I had many situations where I needed to add transactions to a client’s account in our database, using transactions they provided us in an .xlsx sheet. However, we already have their existing data in our database, with investor names matched to a certain id. Therefore, we need to avoid creating duplicate accounts/transactions when uploading this new data. The solution is to pull a list of investor names, their ids, and match it to the names in the new data to add the transactions to their respective accounts.
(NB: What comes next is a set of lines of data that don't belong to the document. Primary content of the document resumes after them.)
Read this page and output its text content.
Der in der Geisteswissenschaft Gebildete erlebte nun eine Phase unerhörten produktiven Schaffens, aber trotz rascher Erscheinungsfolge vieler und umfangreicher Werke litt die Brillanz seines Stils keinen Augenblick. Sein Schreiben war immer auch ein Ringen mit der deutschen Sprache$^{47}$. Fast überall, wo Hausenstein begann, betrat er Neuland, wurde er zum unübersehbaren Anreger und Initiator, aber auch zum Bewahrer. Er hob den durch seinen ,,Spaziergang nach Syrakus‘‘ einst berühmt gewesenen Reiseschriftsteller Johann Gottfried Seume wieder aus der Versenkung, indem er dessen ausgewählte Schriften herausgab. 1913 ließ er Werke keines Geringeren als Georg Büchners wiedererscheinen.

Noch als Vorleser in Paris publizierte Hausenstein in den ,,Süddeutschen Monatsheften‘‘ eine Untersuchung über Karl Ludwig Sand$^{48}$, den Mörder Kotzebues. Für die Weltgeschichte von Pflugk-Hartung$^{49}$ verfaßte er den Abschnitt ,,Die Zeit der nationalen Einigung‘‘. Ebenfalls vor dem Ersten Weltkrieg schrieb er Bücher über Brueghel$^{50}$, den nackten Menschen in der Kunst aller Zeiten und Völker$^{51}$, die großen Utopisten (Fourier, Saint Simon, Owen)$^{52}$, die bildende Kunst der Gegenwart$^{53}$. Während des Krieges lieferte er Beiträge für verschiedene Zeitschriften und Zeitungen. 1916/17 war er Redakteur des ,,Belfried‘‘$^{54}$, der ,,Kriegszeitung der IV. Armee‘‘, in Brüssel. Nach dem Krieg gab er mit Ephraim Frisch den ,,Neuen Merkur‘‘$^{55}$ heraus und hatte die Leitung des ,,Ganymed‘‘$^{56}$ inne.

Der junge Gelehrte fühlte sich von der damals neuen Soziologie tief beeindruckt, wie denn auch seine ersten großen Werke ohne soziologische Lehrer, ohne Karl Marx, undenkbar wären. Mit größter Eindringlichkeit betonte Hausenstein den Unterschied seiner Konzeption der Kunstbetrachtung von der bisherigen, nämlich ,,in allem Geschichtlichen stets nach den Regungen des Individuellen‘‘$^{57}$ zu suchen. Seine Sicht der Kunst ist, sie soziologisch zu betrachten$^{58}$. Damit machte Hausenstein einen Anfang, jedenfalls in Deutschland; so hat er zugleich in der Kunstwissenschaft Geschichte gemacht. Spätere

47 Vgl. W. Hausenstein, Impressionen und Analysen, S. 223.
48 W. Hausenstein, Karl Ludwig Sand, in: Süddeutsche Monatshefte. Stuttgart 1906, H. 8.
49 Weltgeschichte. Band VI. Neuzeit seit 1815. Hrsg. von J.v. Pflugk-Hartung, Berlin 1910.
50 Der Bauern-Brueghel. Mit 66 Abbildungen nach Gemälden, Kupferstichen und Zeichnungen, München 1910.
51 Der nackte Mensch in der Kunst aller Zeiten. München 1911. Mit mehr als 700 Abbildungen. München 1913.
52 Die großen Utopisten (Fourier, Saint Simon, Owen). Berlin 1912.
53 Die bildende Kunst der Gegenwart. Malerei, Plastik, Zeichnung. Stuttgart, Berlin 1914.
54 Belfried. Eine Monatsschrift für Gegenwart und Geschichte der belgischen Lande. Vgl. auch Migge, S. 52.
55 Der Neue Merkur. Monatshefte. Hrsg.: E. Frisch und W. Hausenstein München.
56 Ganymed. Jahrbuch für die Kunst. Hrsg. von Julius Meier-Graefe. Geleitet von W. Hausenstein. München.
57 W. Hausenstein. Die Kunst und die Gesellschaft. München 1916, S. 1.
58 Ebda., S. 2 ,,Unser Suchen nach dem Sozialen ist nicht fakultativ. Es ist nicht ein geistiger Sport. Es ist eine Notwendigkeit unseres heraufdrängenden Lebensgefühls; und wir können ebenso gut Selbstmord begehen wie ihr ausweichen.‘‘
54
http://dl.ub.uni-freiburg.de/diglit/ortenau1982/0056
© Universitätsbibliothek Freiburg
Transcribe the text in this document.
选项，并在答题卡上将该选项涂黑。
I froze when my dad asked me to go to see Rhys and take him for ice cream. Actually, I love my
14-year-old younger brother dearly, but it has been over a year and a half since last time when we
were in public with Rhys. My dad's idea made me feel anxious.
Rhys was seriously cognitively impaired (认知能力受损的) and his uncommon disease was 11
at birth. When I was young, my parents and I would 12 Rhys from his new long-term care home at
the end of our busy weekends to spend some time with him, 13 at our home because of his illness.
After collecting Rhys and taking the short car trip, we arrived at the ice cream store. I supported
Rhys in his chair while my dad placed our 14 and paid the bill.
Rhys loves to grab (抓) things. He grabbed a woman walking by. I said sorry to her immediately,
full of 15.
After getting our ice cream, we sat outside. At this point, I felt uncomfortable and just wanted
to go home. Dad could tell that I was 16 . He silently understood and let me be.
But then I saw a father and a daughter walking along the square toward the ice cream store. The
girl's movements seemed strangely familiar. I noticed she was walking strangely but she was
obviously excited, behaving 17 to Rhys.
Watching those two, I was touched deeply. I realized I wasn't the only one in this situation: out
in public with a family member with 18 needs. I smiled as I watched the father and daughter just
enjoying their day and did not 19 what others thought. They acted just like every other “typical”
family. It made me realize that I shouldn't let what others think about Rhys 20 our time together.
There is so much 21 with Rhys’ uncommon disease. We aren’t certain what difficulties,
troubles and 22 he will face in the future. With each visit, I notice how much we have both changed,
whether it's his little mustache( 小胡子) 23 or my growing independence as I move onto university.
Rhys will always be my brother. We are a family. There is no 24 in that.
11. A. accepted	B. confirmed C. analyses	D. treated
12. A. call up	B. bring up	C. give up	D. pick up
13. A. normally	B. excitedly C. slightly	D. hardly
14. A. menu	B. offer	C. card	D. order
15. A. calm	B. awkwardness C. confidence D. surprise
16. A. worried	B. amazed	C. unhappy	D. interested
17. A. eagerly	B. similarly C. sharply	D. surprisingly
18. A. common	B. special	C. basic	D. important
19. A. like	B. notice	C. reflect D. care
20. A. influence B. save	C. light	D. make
Now obviously this method isn’t ideal, but most of the time the remaining unmatched investors are so few that it’s possible to manually sort through them.

I begin by importing the necessary libraries, establishing a connection to my local copy of the production database(although our MySQL database is on Azure, it’s much more complicated to connect with SSH tunnelling, and is potentially dangerous with Python), and read in the .xlsx sheet containing the new transactions to be uploaded.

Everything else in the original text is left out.